We review de novo a district court's dismissal of a complaint for failure to state a claim under § 1915(e)(2)(B)(ii). Henley v. Payne, 945 F.3d 1320, 1331 (11th Cir. 2019). We liberally construe pro se pleadings and hold them to a less stringent standard than pleadings drafted by attorneys. Campbell v. Air Jam. Ltd., 760 F.3d 1165, 1168 (11th Cir. 2014). However, we may not “serve as de facto counsel for a party [or] rewrite an otherwise deficient pleading in order to sustain an action.” Id. at 1168–69. We may affirm on any ground supported by the record. Long v. Comm'r of IRS, 772 F.3d 670, 675 (11th Cir. 2014) (per curiam).

A district court may dismiss a complaint under § 1915(e)(2)(B)(ii) for failure to state a claim upon which relief may be granted. 28 U.S.C. § 1915(e)(2)(B)(ii). To state a claim under § 1983, the claimant must show that (1) an act or omission deprived him of a right, privilege, or immunity secured by the constitution or the laws of the United States; and (2) that the act or omission was done by a person acting under the color of state law. Bannum, Inc. v. City of Fort Lauderdale, 901 F.2d 989, 996–97 (11th Cir. 1990). Liability under § 1983 can only be imposed against an entity that is capable of being sued, as determined by the law of the state in which the district court is located. See Dean v. Barber, 951 F.2d 1210, 1214 (11th Cir. 1992).

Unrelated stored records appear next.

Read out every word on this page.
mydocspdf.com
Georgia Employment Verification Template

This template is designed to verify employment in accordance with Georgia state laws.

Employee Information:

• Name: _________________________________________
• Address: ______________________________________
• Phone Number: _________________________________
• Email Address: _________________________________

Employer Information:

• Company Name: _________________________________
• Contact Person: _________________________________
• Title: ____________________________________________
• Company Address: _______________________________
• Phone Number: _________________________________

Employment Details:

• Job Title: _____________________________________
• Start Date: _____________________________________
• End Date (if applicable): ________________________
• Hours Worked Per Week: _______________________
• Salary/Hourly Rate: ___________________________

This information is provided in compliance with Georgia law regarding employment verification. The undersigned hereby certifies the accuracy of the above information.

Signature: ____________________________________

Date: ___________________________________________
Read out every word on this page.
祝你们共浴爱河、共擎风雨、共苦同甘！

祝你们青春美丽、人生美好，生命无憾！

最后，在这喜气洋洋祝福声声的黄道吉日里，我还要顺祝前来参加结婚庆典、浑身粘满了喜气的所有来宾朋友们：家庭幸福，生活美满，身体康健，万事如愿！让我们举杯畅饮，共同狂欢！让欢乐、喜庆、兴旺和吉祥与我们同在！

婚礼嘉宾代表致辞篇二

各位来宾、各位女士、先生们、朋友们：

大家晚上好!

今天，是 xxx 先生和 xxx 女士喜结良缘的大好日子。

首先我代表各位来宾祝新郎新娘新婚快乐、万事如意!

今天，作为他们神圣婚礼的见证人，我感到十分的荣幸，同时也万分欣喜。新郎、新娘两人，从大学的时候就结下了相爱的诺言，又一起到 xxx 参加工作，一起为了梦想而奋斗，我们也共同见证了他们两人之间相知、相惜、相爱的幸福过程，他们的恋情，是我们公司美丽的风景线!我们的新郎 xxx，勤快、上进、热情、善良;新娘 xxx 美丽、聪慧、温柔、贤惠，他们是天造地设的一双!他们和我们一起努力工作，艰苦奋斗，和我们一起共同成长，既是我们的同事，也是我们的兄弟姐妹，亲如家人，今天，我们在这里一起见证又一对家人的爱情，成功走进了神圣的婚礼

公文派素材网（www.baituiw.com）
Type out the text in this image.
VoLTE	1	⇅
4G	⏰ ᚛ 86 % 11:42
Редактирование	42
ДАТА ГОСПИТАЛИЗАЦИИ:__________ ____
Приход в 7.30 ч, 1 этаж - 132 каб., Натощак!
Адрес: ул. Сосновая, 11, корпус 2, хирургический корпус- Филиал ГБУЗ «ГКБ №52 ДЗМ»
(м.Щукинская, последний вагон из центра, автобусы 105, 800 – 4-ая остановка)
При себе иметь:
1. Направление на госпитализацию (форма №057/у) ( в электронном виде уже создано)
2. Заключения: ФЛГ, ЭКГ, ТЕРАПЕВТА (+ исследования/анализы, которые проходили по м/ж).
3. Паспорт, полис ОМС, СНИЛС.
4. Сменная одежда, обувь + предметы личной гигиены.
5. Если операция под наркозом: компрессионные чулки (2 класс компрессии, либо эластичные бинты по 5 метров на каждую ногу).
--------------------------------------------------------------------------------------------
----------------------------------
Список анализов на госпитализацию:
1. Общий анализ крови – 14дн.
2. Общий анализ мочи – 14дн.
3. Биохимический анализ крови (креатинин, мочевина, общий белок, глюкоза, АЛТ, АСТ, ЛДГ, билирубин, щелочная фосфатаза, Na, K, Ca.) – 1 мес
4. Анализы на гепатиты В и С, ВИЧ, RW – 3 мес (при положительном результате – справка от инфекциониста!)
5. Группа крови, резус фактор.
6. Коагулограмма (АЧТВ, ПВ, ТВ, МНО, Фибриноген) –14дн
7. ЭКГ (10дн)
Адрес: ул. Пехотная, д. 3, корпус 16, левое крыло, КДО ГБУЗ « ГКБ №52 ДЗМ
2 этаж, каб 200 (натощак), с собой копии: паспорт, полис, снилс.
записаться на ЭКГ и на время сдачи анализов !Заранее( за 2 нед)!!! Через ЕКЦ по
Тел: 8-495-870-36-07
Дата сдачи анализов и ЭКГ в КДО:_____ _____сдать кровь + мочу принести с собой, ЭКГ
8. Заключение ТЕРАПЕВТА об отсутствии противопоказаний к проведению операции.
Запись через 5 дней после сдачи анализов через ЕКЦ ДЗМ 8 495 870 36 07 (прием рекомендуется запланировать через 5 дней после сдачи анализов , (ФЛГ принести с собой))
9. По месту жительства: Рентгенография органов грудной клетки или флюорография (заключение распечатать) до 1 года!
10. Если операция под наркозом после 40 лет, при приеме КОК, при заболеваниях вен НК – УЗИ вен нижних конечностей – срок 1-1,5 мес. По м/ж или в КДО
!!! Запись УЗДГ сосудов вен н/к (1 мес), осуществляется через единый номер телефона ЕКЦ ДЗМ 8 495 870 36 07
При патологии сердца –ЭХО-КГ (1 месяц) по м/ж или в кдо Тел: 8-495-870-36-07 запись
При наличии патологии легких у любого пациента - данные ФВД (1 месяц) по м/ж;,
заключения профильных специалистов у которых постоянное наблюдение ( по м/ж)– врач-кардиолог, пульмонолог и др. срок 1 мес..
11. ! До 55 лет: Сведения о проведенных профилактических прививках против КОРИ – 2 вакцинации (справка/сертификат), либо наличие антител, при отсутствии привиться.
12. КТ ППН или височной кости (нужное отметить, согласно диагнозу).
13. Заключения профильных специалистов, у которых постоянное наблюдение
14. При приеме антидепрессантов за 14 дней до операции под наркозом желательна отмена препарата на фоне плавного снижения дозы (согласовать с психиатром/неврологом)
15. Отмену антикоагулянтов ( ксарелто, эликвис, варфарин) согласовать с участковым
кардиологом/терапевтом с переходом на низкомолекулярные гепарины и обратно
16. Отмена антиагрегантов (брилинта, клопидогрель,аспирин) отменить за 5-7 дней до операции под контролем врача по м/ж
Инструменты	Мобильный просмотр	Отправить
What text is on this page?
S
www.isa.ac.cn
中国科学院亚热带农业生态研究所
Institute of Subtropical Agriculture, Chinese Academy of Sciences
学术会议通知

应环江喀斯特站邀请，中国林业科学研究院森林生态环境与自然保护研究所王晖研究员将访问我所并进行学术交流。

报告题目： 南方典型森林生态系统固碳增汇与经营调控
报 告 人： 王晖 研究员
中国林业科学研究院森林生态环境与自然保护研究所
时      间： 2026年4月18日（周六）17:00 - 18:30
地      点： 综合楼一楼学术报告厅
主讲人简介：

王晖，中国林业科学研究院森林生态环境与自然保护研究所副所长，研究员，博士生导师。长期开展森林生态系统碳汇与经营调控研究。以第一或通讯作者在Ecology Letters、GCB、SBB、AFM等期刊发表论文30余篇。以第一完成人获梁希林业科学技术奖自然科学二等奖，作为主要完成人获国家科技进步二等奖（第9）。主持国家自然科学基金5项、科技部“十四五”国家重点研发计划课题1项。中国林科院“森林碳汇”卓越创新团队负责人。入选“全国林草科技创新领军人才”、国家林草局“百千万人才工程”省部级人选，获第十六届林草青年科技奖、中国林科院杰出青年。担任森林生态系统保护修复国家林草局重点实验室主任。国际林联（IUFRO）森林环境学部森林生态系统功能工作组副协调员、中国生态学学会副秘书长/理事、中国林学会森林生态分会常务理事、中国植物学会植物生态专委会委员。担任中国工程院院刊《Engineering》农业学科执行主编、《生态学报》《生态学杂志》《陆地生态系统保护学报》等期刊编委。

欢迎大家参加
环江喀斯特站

Under Alabama law, an Alabama county sheriff's department lacks the capacity to be sued. Id. at 1214–15.

Here, the district court did not err in dismissing Richardson's amended complaint for failure to state a claim. Even if he has not abandoned any argument on appeal, Alabama law does not provide for § 1983 liability against a sheriff's department. See id. Thus, because Richardson identified no other defendants or alternative legal theory, his amended complaint failed to state a claim under which relief may be granted. Therefore, we affirm.



1.   A litigant, whether pro se or counseled, abandons an issue by failing to challenge it on appeal. See Irwin v. Hawk, 40 F.3d 347, 347 n.1 (11th Cir. 1994) (per curiam).